Esses problemas, no entanto, não são apenas números. Eles representam vidas quebradas e histórias de perda que afligem as famílias israelenses, como a de Eliran Mizrahi, em cuja casa a dor da sua morte é sentida em cada lembrança do filho amado. Após o suicídio de Eliran, os seus familiares se tornaram defensores da conscientização sobre o impacto delicado do TEPT, buscando trazer à luz as complexidades emocionais que emergem desse tipo de experiência de combate. Eles ressaltam a necessidade urgente de um suporte mais robusto e acessível para aqueles que, como Eliran, voltam do campo de batalha para enfrentar um tipo diferente de luta, a guerra interna que não termina com o cessar-fogo.
O peso da repressão e a busca por recuperação
A sociedade israelense, com suas tensões internas e a pressão constante de um estado em guerra, já está lidando com suas convicções e valores fundamentais. Os líderes políticos têm frequentemente vinculado a ideia de auto-defesa nacional a uma narrativa que considera a guerra a única solução diante das ameaças a Israel. No entanto, os efeitos psicológicos da guerra são igualmente devastadores e merecem ser discutidos abertamente. Para os soldados, o retorno à vida normal é um processo repleto de obstáculos que vão desde a adaptação emocional até a reintegração social e familiar.
Jaqueline Becker, psicóloga e especialista em saúde mental, sublinha que é essencial romper o estigma em relação ao TEPT e oferecer um espaço seguro onde soldados possam partilhar suas experiências sem medo de julgamento. O caminho para a recuperação não é linear, e faz-se necessária uma compreensão mais profunda dos desafios enfrentados por aqueles que foram chamados a proteger seu país e seus ideais. Assim, a história de Eliran Mizrahi não se limita a uma tragédia individual, mas reflete uma realidade que milhões de pessoas enfrentam em contextos de conflito global.

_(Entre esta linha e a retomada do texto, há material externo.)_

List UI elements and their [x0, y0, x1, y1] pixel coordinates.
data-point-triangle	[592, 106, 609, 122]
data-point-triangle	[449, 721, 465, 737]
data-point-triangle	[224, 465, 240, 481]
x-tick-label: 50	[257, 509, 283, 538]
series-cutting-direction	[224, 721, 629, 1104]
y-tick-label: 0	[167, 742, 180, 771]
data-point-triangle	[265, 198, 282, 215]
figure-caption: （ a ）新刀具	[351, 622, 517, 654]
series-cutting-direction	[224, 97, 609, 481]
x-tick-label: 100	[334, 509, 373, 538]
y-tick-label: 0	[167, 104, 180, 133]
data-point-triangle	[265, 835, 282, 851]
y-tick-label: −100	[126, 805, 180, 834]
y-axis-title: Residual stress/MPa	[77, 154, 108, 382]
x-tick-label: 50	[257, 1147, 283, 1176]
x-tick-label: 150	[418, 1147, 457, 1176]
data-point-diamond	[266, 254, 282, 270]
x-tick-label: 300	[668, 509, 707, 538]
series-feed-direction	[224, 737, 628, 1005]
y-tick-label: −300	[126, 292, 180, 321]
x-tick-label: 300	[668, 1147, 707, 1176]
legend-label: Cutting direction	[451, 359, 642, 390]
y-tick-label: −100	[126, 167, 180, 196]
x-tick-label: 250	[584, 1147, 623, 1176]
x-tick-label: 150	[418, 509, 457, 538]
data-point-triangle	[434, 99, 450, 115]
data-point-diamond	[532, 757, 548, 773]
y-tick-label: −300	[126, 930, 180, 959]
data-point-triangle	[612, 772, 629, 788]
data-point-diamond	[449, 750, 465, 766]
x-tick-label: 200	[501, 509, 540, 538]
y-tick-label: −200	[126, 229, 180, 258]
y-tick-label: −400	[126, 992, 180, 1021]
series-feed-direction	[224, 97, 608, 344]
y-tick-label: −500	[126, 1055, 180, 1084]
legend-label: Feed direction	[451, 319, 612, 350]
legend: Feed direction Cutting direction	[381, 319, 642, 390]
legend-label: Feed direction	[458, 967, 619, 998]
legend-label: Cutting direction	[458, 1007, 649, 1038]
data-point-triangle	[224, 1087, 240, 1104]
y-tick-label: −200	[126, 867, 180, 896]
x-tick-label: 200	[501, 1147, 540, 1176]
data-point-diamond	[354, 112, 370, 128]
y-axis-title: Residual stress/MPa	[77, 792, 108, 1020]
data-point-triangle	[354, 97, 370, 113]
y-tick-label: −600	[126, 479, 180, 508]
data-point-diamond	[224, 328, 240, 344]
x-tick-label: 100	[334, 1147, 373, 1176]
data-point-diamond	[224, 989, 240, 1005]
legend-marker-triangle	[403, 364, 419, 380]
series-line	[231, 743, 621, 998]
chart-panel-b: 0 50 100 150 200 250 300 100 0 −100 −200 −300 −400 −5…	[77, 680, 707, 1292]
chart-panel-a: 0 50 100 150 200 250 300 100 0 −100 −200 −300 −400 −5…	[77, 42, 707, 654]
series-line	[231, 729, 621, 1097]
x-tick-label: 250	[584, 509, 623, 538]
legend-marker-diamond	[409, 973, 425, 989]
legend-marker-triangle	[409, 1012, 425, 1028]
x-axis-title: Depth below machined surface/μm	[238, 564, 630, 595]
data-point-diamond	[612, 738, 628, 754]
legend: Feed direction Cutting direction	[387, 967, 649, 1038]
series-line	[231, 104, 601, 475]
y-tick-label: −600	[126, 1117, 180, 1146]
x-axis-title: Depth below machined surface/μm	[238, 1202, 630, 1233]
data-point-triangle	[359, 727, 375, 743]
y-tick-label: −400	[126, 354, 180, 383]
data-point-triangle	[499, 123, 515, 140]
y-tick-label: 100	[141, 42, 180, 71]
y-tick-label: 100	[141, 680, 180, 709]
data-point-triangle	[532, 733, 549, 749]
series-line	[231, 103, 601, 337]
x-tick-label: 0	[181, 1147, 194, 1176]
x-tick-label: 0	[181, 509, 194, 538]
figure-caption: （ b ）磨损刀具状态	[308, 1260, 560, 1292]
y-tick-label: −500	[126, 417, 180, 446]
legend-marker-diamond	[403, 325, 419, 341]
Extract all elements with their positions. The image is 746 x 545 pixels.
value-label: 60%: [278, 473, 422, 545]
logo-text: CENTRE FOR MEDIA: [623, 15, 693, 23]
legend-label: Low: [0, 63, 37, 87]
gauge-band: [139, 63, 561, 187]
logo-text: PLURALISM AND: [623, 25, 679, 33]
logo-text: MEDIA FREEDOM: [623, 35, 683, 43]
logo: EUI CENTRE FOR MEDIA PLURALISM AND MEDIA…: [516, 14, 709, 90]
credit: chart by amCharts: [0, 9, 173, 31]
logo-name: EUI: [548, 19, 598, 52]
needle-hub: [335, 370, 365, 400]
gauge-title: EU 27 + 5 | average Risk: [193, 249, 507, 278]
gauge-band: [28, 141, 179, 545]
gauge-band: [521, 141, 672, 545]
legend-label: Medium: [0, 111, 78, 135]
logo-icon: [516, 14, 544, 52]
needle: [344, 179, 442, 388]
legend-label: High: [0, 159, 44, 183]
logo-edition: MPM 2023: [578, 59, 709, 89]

O legado de Eliran, e de muitos como ele, serve como um apelo à compaixão e ao entendimento sobre as complexidades do sofrimento causado pela guerra. Um chamado à ação para que se proporcionem estruturas de apoio adequadas e um espaço seguro para trazer à luz o que o trauma pode fazer a um ser humano, que por fim, ainda busca um retorno à normalidade e um futuro repleto de esperança.